Without revenues from data-driven advertising, media plurality would decline over the medium- to long-term, with obvious negative implications for an informed citizenry, the basis of any functioning democracy.
Unfortunately, the cookie provision in the European Commission's proposed ePrivacy regulation would reduce the ability of digital media and services to rely on much-needed advertising revenues.
A law on the lines of the proposed ePrivacy regulation would forever change the internet as we know it for the worse, by undermining the advertising business model upon which millions of people in Europe depend for access to content and services free at the point of access, whether as individuals or small businesses.
The proposal also deviates in important ways from the principles of the new general data protection regulation (GDPR). The strict requirements on processing data are not inspired by data protection but by an approach that would be better described as "data prohibition". Data protection is an essential requirement for a functioning digital society and protected as a fundamental right in Europe.

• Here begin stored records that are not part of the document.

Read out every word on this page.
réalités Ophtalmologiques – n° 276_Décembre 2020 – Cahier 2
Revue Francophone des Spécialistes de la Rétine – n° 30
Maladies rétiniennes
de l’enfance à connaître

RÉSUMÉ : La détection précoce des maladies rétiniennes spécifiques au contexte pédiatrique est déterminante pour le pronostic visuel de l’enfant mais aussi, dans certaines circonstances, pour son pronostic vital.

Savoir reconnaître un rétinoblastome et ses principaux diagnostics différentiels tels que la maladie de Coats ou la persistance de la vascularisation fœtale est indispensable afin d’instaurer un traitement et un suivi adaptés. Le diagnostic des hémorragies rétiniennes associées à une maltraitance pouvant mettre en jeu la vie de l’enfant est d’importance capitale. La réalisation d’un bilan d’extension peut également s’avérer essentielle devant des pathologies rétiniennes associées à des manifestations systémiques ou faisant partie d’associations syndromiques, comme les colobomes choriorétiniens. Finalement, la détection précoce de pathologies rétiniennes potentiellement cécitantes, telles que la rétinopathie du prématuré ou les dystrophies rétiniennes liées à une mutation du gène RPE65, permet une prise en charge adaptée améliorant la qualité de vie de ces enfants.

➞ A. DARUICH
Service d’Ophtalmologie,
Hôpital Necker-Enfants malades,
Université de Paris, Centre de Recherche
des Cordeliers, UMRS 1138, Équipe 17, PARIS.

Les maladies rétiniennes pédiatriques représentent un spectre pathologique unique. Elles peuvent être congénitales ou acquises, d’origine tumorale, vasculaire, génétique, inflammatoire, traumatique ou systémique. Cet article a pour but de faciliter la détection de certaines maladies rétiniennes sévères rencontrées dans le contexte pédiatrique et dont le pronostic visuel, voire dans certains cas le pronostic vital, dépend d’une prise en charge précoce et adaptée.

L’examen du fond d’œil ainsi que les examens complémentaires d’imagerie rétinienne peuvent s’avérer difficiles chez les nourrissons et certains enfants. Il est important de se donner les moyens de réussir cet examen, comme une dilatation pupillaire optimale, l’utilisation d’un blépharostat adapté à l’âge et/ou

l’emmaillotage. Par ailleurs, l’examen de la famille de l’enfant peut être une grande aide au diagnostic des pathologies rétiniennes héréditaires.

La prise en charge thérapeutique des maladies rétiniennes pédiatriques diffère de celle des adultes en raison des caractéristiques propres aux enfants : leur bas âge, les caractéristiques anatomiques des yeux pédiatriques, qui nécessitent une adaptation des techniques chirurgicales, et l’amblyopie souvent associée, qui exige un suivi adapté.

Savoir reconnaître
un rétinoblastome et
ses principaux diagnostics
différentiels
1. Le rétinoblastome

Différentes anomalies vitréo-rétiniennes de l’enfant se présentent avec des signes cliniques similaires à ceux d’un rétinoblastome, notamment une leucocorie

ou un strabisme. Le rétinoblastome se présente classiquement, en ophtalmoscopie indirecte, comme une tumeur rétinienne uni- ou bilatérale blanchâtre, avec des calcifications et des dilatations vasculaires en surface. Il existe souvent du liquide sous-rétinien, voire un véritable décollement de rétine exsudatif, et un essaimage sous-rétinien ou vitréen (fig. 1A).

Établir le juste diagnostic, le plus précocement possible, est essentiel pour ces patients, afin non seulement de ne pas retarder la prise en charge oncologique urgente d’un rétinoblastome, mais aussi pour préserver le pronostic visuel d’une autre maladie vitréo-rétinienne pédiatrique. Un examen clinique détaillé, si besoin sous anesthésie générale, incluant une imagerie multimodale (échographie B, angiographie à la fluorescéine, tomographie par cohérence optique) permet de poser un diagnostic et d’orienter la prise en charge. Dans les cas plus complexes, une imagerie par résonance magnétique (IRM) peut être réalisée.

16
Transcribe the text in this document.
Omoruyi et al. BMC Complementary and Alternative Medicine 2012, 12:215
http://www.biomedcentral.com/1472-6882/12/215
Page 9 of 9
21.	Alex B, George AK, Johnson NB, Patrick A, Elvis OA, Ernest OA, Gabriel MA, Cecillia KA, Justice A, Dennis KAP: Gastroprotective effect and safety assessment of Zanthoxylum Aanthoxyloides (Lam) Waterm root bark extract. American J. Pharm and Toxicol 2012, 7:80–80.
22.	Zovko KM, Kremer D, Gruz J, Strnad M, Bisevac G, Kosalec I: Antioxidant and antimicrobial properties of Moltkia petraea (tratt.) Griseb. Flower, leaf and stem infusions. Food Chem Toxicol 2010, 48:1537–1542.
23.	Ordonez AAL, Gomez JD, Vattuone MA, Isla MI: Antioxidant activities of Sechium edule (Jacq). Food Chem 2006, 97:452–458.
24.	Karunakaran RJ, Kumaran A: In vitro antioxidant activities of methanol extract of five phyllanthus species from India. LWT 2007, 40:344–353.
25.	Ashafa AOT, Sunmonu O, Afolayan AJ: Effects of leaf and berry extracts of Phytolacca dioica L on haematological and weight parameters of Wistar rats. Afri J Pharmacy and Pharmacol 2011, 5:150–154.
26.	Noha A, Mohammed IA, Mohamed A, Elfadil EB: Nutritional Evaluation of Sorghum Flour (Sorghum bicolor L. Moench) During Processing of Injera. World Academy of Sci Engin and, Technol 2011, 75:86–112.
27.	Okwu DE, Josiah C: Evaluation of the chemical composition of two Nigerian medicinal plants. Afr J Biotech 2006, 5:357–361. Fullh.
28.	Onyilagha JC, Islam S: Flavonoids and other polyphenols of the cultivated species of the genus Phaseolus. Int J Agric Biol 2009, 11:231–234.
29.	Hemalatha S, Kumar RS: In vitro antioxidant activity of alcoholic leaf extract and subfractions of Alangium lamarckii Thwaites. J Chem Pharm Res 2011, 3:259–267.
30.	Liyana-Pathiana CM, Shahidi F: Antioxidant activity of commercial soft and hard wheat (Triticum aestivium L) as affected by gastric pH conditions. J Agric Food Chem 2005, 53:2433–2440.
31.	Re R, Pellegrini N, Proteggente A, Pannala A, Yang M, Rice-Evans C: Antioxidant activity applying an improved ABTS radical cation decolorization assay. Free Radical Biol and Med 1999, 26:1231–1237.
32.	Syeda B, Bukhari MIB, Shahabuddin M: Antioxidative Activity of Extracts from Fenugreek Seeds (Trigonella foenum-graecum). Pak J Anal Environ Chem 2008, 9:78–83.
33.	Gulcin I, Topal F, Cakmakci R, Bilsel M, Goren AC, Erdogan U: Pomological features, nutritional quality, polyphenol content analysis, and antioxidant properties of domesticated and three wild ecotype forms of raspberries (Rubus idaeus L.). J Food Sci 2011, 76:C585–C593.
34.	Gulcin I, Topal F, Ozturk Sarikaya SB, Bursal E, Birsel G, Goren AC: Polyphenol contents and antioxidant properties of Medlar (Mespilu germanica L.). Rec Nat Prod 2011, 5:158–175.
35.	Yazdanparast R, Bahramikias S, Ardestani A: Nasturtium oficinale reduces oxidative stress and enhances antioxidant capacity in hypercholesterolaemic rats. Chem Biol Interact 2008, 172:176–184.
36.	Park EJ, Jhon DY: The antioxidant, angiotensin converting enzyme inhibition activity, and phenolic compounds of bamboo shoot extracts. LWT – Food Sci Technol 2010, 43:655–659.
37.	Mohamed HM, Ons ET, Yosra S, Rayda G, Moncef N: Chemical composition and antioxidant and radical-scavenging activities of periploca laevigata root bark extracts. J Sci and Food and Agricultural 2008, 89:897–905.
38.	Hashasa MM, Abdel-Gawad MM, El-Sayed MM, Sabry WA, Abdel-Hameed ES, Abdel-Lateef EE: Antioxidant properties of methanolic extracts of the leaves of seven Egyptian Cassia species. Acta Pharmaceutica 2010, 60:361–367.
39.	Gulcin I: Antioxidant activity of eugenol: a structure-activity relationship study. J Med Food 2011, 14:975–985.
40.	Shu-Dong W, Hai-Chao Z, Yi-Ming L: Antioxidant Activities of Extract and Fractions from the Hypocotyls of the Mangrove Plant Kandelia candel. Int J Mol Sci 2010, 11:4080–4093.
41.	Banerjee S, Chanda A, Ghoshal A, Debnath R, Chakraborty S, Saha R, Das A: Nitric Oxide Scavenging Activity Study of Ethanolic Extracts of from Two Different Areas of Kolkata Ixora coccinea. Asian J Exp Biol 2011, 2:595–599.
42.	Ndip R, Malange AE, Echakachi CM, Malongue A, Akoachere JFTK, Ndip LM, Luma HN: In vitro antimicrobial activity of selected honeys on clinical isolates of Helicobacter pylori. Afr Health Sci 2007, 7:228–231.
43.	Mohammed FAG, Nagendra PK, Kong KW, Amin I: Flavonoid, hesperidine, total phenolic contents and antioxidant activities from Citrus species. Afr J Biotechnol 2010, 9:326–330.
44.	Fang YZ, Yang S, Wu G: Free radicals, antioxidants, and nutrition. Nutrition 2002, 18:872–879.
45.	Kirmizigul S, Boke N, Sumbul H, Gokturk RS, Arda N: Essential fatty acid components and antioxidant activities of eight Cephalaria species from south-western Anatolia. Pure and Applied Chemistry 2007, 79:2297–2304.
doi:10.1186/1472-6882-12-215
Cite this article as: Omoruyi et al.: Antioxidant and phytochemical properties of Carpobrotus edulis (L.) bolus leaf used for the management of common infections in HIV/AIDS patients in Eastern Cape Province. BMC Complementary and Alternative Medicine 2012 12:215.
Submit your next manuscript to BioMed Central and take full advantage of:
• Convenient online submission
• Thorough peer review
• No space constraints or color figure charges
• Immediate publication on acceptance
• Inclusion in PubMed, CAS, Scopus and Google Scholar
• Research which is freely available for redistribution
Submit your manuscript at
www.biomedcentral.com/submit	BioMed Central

Data prohibition is a pessimistic and backward-looking notion that does not align with the digital reality of modern Europeans' lives. Yet the ePrivacy regulation's cookie rules as proposed by the Commission would do just that: lead Europe into an age of data prohibition.
The GDPR covers the very same ground that the ePrivacy's cookie provisions purport to address. For example, secretly monitoring people's browsing habits for profiling purposes - not something that any legitimate business would be interested in doing anyway - is already outlawed by the GDPR, though protecting people from such tracking has been repeatedly and disingenuously cited as justification for the proposal.
A hard-won compromise, the GDPR carefully balances protecting an EU citizen's personal data with opportunities to process data to not only just fund but improve services that citizens use as well. Unfortunately, an ePrivacy regulation along the lines of the current proposal, would undermine the GDPR and much of the intended value attributed to it.
The consequences of the proposal on businesses providing digital content and services would be as pernicious as predictable: With opportunities for funding services through data-driven advertising dwindling, content and services would have to lower their quality to reduce costs, move behind a paywall, or close down altogether.
The law needs to consider the interests of people to have access to quality information at little or no cost, as well as remember that there are people for whom paying for everything is simply not an option, and who are every bit as entitled to access to that quality information as their more affluent peers.
One can only hope that the co-legislators recognise the flaws and inconsistencies of the proposed ePrivacy regulation and address them, especially by re-introducing important missing elements of flexibility.